What happens to EU derived employment law on Brexit?
Some really important employment rights are derived from EU legislation and/or EU case law.
These rights include for example:
- Working time e.g. holiday, breaks and working week;
- Agency workers; and
- Health and safety.
What will happen to this legislation on Brexit?
Brexit will either be no deal which means no transition period and from 11pm on 29th March 2019 a sudden break from the EU; or a deal which will mean a transition period and Brexit would take effect on 31st December 2020 rather than immediately on
29th March 2019.
Regardless of whether there is a deal or not, the European Union (Withdrawal) Act 2018 (EUWA) EUWA means that workers will still have the rights that are derived from EU law.
1.Primary UK legislation e.g. the Equality Act 2010 (discrimination legislation) and would need to be repealed before changed;
2.Secondary legislation (e.g. TUPE) which will be enshrined into UK law under EUWA; and
3.EU case law which will be converted into UK law under EUWA.

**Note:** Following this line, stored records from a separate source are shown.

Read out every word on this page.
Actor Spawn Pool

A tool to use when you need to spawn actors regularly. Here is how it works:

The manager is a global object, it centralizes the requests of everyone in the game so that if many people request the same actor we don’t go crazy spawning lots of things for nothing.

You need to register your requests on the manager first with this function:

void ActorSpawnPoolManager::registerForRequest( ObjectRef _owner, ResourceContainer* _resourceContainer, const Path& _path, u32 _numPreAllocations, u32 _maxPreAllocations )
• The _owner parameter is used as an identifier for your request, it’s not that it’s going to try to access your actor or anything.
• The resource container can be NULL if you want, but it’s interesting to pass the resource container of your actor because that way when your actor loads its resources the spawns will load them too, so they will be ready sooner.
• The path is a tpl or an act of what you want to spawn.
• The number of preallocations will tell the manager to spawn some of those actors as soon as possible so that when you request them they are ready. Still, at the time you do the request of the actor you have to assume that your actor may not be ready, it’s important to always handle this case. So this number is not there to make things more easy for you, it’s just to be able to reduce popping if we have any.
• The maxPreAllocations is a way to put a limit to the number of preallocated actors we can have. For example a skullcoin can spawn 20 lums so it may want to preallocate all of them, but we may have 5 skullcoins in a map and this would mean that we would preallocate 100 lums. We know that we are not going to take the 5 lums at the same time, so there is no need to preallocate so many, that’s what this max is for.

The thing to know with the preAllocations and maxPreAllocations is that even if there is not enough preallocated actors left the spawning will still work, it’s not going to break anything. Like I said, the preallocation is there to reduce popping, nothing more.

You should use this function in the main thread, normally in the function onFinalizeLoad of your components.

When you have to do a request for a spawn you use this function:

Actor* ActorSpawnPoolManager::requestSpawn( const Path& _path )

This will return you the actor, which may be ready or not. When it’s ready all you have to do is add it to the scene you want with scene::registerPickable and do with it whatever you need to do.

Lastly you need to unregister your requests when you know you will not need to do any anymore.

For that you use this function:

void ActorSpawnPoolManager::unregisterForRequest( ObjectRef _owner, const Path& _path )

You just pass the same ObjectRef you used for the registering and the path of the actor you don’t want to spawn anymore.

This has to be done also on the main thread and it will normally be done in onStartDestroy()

For the time being the substance of the EU derived employment legislation will be unchanged. However, it may be that in the future (not too distant if “no deal” or in 2021 if there is a deal and transition period) that some of the EU derived rights may be tweaked. For example, there has been tension between employers and employees over EU holiday pay cases and this is something which might be looked at in the future.